Image: Brene Brown’s Facebook

Joan Didion: On Self-Respect

I can usually recall, with remarkable clarity, how I stumble upon new things: recipes, books, blogs, museum exhibits, perfume. How one thing leads to another and you find yourself. Yet, I honestly cannot remember how I came to acquire Slouching Towards Bethlehem, a collection of Didion’s essays. Perhaps the how is less important than the why. It seems that I was meant to have it all along.

“In brief, people with self-respect exhibit a certain toughness, a kind of moral nerve; they display what was once called character.”

My uncle once scoffed, “You could never be Katniss.” I couldn’t argue with him. I knew what he meant. I would not survive The Hunger Games. Fiction or, as it turned out, reality. Student-teaching kicked my butt and I feel like I never really recovered from that experience. As a student-teacher, I didn’t know where to start or what to do. An overwhelming prospect! When I was a first-year teacher, I didn’t know what I didn’t know. Bliss! As a second-year teacher, I most definitely knew what I didn’t know, but didn’t know that I could ask for help. Deciding where to start once you realize how little you know and how much you have to learn is a daunting task! As a third-year teacher, I realized I needed to ask for some help, but I didn’t know what kind of help to ask for. If you have curmudgeons for colleagues, try asking someone else! As a fourth-year teacher, I started to learn about myself, how I learn and operate, my weaknesses, and later, my strengths. During my fifth and sixth years teaching in my second school, I began learning what it means to be vulnerable, to admit that there are a great number of areas in which I can improve. I am learning to ask for the right kind of help and am overcoming my perceived fears of what it says about me that I need help and that I am only now asking for it. So now I know: toughness, moral nerve, character. These things can be learned.

“Self-respect is something that our grandparents, whether or not they had it, knew all about. They had instilled in them, young, a certain discipline, the sense that one lives by doing things one does not particularly want to do, by putting fears and doubts to one side, by weighing immediate comforts against the possibility of larger, even intangible comforts…That kind of self-respect is a discipline, a habit of mind that can never be faked but can be developed, trained, coaxed forth.”

I have learned that discipline requires a great deal of mental, physical, and emotional energy. Teaching is exhausting. For a long time, I allowed the school day to deplete my energy because I thought that was just the way things were. When I read one of my favorite blogger’s post on managing energy, I knew things could be different. Mara of A Blog About Love shares four strategies:

1) Pay attention to small reactions (and learn to master them)
2) Find your motivation (and your desire for change)
3) Be still (and present)
4) Pursue something better (by focusing your brain, your thoughts, your heart)

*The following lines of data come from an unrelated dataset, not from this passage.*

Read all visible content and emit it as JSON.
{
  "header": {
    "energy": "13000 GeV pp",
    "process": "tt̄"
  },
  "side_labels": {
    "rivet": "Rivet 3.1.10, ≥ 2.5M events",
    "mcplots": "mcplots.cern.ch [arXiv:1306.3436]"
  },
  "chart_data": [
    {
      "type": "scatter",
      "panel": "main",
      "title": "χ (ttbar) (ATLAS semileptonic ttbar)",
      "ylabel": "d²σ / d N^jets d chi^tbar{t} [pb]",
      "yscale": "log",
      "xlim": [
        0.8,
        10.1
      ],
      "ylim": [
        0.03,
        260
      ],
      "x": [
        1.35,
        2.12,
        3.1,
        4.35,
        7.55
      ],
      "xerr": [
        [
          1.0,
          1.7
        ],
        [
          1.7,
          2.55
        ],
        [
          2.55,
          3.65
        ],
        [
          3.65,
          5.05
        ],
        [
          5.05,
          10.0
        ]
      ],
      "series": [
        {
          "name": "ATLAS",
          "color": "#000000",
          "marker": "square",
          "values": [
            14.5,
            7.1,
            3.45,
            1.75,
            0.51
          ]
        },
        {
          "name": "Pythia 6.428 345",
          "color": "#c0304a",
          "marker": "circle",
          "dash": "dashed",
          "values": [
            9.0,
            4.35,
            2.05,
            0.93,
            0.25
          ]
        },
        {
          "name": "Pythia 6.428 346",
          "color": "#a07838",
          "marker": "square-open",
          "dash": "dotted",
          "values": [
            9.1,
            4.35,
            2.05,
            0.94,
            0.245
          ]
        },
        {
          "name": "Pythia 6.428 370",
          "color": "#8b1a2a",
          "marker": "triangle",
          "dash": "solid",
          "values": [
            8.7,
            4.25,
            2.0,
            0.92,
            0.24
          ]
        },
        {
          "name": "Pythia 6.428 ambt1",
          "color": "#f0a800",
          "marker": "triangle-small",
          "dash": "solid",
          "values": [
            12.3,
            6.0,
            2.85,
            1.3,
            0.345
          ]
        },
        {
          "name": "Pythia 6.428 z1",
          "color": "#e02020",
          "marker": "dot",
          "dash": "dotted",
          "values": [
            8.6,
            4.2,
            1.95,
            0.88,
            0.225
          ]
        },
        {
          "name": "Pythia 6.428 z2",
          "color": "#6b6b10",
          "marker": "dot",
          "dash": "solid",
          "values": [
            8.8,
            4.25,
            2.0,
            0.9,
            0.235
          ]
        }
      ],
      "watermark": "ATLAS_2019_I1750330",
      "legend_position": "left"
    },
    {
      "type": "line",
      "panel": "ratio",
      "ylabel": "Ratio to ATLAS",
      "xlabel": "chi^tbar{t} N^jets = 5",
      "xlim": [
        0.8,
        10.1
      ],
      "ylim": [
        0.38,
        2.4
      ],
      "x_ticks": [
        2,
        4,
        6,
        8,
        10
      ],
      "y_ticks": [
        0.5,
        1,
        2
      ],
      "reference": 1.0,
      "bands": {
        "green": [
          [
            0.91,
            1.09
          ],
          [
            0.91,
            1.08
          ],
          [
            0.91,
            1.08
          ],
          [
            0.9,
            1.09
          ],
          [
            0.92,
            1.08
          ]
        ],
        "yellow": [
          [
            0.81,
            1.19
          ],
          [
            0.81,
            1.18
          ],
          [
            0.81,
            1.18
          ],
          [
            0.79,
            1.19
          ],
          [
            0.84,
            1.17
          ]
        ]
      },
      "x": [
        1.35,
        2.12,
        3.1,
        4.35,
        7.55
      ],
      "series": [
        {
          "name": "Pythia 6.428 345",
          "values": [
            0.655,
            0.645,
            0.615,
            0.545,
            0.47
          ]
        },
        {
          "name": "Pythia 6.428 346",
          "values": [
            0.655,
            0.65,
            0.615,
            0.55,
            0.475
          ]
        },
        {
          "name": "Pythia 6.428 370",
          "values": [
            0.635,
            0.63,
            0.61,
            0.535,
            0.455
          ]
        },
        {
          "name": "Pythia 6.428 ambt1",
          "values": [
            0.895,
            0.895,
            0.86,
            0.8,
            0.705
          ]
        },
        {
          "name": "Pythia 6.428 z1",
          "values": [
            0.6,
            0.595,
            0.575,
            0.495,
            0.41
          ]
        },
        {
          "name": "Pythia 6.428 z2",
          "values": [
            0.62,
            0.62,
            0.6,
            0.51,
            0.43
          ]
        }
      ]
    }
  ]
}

It’s not quite as simple as it seems. Each strategy needs to be unpacked and I can (and will) dedicate whole posts to them. Sharing them, however, is enough for now!

“To have that intrinsic sense of one’s worth which constitutes self-respect is potentially to have everything…Without it, one eventually discovers the final turn of the screw: one runs away to find oneself, and finds no one at home.”

Worth. Self-worth. Worthiness. Whole-hearted. The courage to live with your whole heart. That Brene Brown gets me every time.